If one adds this, it comes up to 44% duty on Internet and mobile phone access in the country, ultimately making Internet and mobile phone access a luxury for the majority of Malawians; and, as noticed by the report: “shutting [majority of Malawians] out of an increasingly digital world of important services like mobile banking and money services that could help lift them out of poverty, as well as access to essential communications platforms.”

It is easy to blame poverty in such cases, as the report has done to an extent, yet measuring by the amount of tariffs Malawians pay to access mobile phones and the Internet, Malawi government policies have not been helpful in trying to bring Malawians online.
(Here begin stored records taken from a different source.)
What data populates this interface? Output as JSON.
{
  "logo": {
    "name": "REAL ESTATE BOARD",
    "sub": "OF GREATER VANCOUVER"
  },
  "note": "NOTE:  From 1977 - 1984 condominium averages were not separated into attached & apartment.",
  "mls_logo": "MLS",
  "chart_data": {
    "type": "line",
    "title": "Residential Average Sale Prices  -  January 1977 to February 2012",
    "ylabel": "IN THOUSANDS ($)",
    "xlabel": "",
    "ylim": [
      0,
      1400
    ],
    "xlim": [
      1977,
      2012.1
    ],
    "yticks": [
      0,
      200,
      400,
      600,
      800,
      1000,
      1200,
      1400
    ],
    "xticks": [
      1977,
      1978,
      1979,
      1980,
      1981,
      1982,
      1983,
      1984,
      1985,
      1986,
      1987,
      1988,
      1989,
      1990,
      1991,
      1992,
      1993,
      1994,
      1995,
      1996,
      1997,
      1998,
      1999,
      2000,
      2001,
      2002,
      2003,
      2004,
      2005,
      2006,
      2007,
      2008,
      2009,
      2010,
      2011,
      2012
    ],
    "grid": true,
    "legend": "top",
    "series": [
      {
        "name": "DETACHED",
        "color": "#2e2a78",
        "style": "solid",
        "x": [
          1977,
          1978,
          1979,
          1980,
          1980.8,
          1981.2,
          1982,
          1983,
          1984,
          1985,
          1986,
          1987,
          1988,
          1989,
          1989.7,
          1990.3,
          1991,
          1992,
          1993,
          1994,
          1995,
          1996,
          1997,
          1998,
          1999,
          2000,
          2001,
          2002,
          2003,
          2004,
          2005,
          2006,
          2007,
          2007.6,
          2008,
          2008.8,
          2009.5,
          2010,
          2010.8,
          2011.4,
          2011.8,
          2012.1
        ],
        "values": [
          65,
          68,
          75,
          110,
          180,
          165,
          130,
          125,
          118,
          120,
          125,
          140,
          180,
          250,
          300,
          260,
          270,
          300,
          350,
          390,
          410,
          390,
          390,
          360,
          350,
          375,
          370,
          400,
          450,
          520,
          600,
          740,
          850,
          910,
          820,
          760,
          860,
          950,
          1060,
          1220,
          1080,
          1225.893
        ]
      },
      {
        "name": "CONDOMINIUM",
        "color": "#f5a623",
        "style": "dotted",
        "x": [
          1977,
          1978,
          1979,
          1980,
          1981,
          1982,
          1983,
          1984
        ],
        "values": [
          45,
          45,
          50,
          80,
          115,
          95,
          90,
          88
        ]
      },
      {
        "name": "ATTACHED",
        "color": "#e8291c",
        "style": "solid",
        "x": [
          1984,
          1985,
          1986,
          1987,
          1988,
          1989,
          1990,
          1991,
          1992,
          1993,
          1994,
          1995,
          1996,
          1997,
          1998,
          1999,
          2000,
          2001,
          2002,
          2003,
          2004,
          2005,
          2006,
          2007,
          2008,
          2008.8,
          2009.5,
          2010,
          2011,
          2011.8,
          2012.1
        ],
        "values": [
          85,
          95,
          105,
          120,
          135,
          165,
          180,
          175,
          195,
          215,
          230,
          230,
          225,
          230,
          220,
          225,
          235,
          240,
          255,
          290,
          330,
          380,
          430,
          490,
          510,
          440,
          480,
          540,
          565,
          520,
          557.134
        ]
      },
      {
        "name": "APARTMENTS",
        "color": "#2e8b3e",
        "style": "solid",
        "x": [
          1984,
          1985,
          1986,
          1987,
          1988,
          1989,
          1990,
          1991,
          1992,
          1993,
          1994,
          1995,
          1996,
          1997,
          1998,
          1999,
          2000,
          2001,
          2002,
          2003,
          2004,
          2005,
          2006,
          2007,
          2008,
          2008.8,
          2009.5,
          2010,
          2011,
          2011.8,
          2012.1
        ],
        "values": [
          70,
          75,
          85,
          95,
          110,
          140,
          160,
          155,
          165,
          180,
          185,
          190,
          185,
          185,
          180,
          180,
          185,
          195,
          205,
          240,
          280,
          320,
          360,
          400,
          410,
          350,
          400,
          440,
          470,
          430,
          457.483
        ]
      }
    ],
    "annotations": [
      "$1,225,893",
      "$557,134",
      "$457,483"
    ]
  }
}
This is not only reducing Malawi into a disconnected country but also a tiered society between the haves and the have-notes. Unfortunately, even the haves have little to celebrate as the expensive Internet speed is “frustratingly slow” and is decreasing due to “poor infrastructure management and lack of investment.”

Interestingly, Malawi government is aware of the importance of ICT for national development, this is clearly stated out in Malawi’s National ICT Policy, 2013. In its preface the policy states out: “ICT is essential for the sustainable development of Malawi … Implementation of ICT policy is encouraged by the prevalent political will existing in the country, which has seen the ICT sector being recognised as on the priority areas with potential of turning around the economy….”

Similarly, Malawi’s telecommunication regulator, MACRA has indicated in its 2015 – 2020 Strategic Plan that its “vision” is “universal access and usage of ICT services in Malawi.” And its “mission” is “to facilitate the development of the ICT Sector through efficient and effective regulation and research.”

The irony is that access to ICTs, particularly mobile phone and Internet services has not improved since 2015 when Malawi government imposed 10% VAT on an industry. This suggests that all these policy documents on ICT are merely a window dresser. The amount of VAT the government is getting from the industry indicates that Malawi government is mainly interested in making money—through taxes and operating licences while ignoring the benefits of ICT to the socioeconomic development of the country and its people.